C’était ce même indien que Blanca avait cru voir arborant des hauts talons Louis XV.

Les premiers mois de son existence de femme mariée passèrent dans la paix et l’ennui. Le penchant naturel de Blanca au repliement et à la solitude s’accentua. Elle se détourna de la vie en société et Jean de Satigny finit par se rendre seul aux nombreuses invitations qu’ils recevaient. Puis, de retour à la maison, il se gaussait devant Blanca des ridicules de ces familles d’autrefois, surannées, où les demoiselles allaient accompagnées d’un chaperon et où les messieurs portaient un scapulaire. Blanca put mener cette vie oisive dont elle avait la vocation, cependant que son époux se consacrait à ces menus plaisirs que l’argent seul peut procurer et dont il avait dû se priver si longtemps. Il sortait tous les soirs pour aller jouer au casino et sa femme calcula qu’il devait perdre des sommes substantielles car, en fin de mois, une file de créanciers attendait invariablement à la porte. Jean avait une conception très spéciale de l’économie domestique. Il fit l’achat d’une automobile dernier modèle, aux sièges doublés de peau de léopard et aux accessoires plaqués or, digne d’un prince arabe, la plus grosse et la plus mirobolante qu’on eût jamais vue dans les parages. Il développa tout un réseau de mystérieux contacts qui lui permirent de se porter acquéreur d’antiquités, notamment de porcelaines françaises de style baroque, pour lesquelles il avait un faible. Il s’occupa également de rentrer des caisses de liqueurs fines auxquelles il faisait franchir la douane sans problèmes. Les produits de sa contrebande pénétraient chez lui par l’entrée de service et en ressortaient intacts par la porte principale, à destination d’autres lieux où Jean les consommait en secrètes bamboches quand il ne les écoulait pas à des prix prohibitifs. À la maison, ils ne recevaient pas de visites et au bout de quelques semaines, les dames du cru renoncèrent à appeler Blanca. Le bruit avait couru qu’elle était fière, hautaine et mal portante, ce qui accrut d’autant la sympathie générale pour le comte français qui en retira une réputation de mari équanime et endurant.

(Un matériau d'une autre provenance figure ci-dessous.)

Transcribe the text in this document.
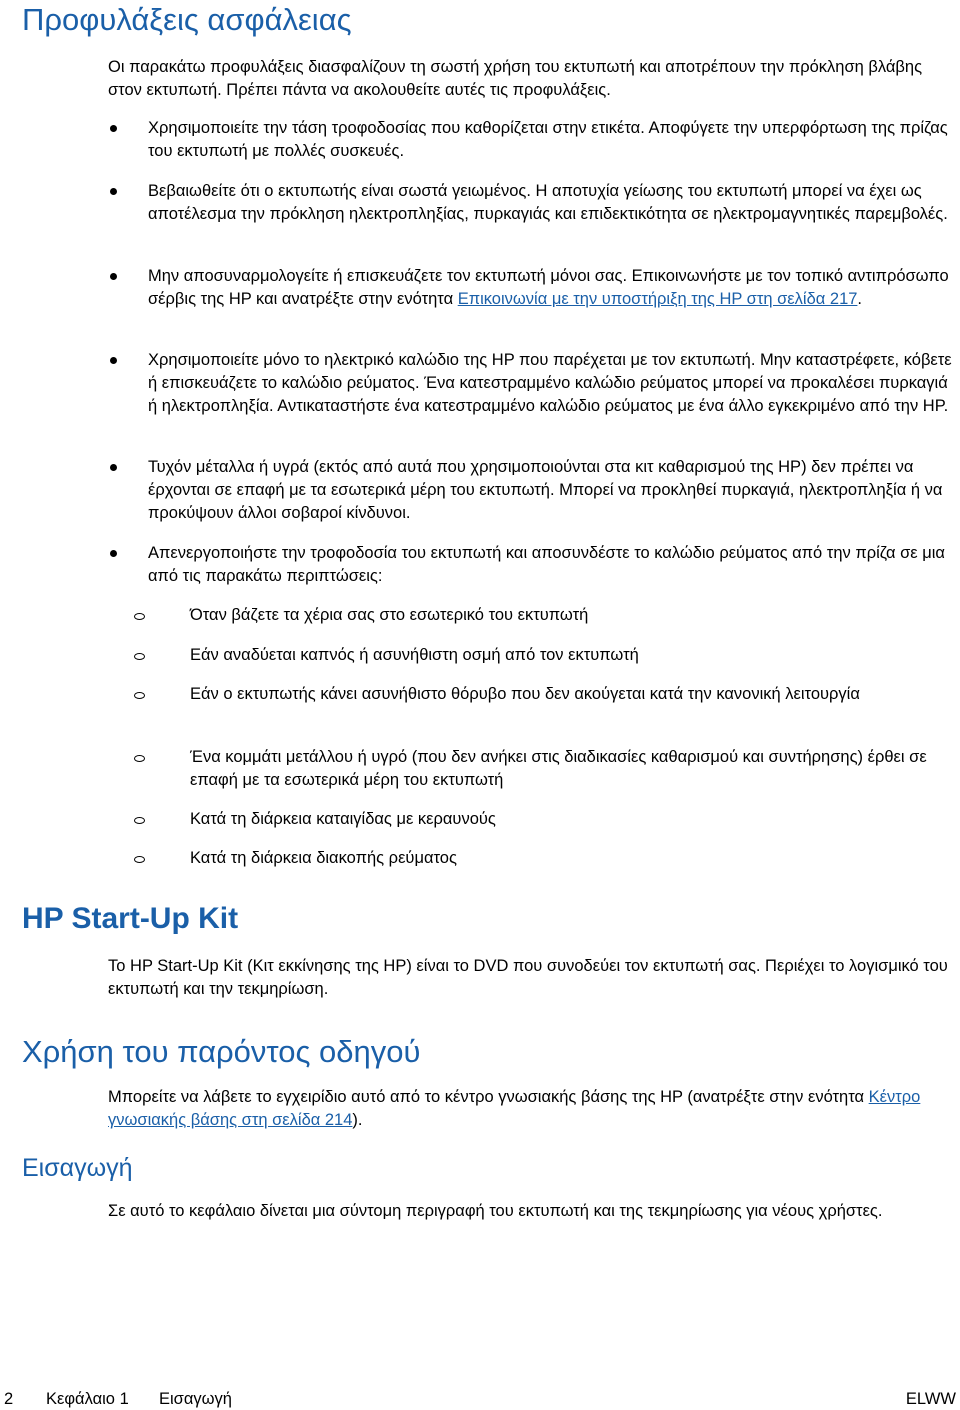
Προφυλάξεις ασφάλειας

Οι παρακάτω προφυλάξεις διασφαλίζουν τη σωστή χρήση του εκτυπωτή και αποτρέπουν την πρόκληση βλάβης στον εκτυπωτή. Πρέπει πάντα να ακολουθείτε αυτές τις προφυλάξεις.

Χρησιμοποιείτε την τάση τροφοδοσίας που καθορίζεται στην ετικέτα. Αποφύγετε την υπερφόρτωση της πρίζας του εκτυπωτή με πολλές συσκευές.

Βεβαιωθείτε ότι ο εκτυπωτής είναι σωστά γειωμένος. Η αποτυχία γείωσης του εκτυπωτή μπορεί να έχει ως αποτέλεσμα την πρόκληση ηλεκτροπληξίας, πυρκαγιάς και επιδεκτικότητα σε ηλεκτρομαγνητικές παρεμβολές.

Μην αποσυναρμολογείτε ή επισκευάζετε τον εκτυπωτή μόνοι σας. Επικοινωνήστε με τον τοπικό αντιπρόσωπο σέρβις της HP και ανατρέξτε στην ενότητα Επικοινωνία με την υποστήριξη της HP στη σελίδα 217.

Χρησιμοποιείτε μόνο το ηλεκτρικό καλώδιο της HP που παρέχεται με τον εκτυπωτή. Μην καταστρέφετε, κόβετε ή επισκευάζετε το καλώδιο ρεύματος. Ένα κατεστραμμένο καλώδιο ρεύματος μπορεί να προκαλέσει πυρκαγιά ή ηλεκτροπληξία. Αντικαταστήστε ένα κατεστραμμένο καλώδιο ρεύματος με ένα άλλο εγκεκριμένο από την HP.

Τυχόν μέταλλα ή υγρά (εκτός από αυτά που χρησιμοποιούνται στα κιτ καθαρισμού της HP) δεν πρέπει να έρχονται σε επαφή με τα εσωτερικά μέρη του εκτυπωτή. Μπορεί να προκληθεί πυρκαγιά, ηλεκτροπληξία ή να προκύψουν άλλοι σοβαροί κίνδυνοι.

Απενεργοποιήστε την τροφοδοσία του εκτυπωτή και αποσυνδέστε το καλώδιο ρεύματος από την πρίζα σε μια από τις παρακάτω περιπτώσεις:

Όταν βάζετε τα χέρια σας στο εσωτερικό του εκτυπωτή

Εάν αναδύεται καπνός ή ασυνήθιστη οσμή από τον εκτυπωτή

Εάν ο εκτυπωτής κάνει ασυνήθιστο θόρυβο που δεν ακούγεται κατά την κανονική λειτουργία

Ένα κομμάτι μετάλλου ή υγρό (που δεν ανήκει στις διαδικασίες καθαρισμού και συντήρησης) έρθει σε επαφή με τα εσωτερικά μέρη του εκτυπωτή

Κατά τη διάρκεια καταιγίδας με κεραυνούς

Κατά τη διάρκεια διακοπής ρεύματος

HP Start-Up Kit

Το HP Start-Up Kit (Κιτ εκκίνησης της HP) είναι το DVD που συνοδεύει τον εκτυπωτή σας. Περιέχει το λογισμικό του εκτυπωτή και την τεκμηρίωση.

Χρήση του παρόντος οδηγού

Μπορείτε να λάβετε το εγχειρίδιο αυτό από το κέντρο γνωσιακής βάσης της HP (ανατρέξτε στην ενότητα Κέντρο γνωσιακής βάσης στη σελίδα 214).

Εισαγωγή

Σε αυτό το κεφάλαιο δίνεται μια σύντομη περιγραφή του εκτυπωτή και της τεκμηρίωσης για νέους χρήστες.

2 Κεφάλαιο 1 Εισαγωγή	ELWW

Blanca s’entendait bien avec son époux. Ne s’élevaient entre eux de discussions que lorsqu’elle voulait se mêler d’examiner les finances familiales. Elle ne pouvait s’expliquer que Jean se payât le luxe d’acheter ses porcelaines et de se véhiculer dans ce tacot tigré s’il n’avait pas assez d’argent pour régler la note de l’épicier chinois ni les gages de leur nombreuse domesticité. Jean se refusait à en parler sous prétexte que c’étaient là des responsabilités proprement masculines et qu’elle n’avait nul besoin d’encombrer sa petite tête de linotte avec des problèmes qu’elle n’était pas a même de comprendre. Blanca supposa que la ligne de crédit ouverte à Jean de Satigny par Esteban Trueba était illimitée et, dans l’impossibilité de s’entendre là-dessus avec lui, elle finit par se désintéresser de ces affaires. Elle végétait comme une fleur de quelque autre climat, cloîtrée dans cette demeure enclavée parmi les sables, entourée d’indiens bizarres qui avaient l’air de vivre sur une autre planète, surprenant souvent de menus détails qui l’amenaient à douter de son propre bon sens. La réalité lui paraissait floue, comme si cet implacable soleil qui gommait les couleurs eût aussi déformé les objets autour d’elle, et transformé les êtres en ombres énigmatiques.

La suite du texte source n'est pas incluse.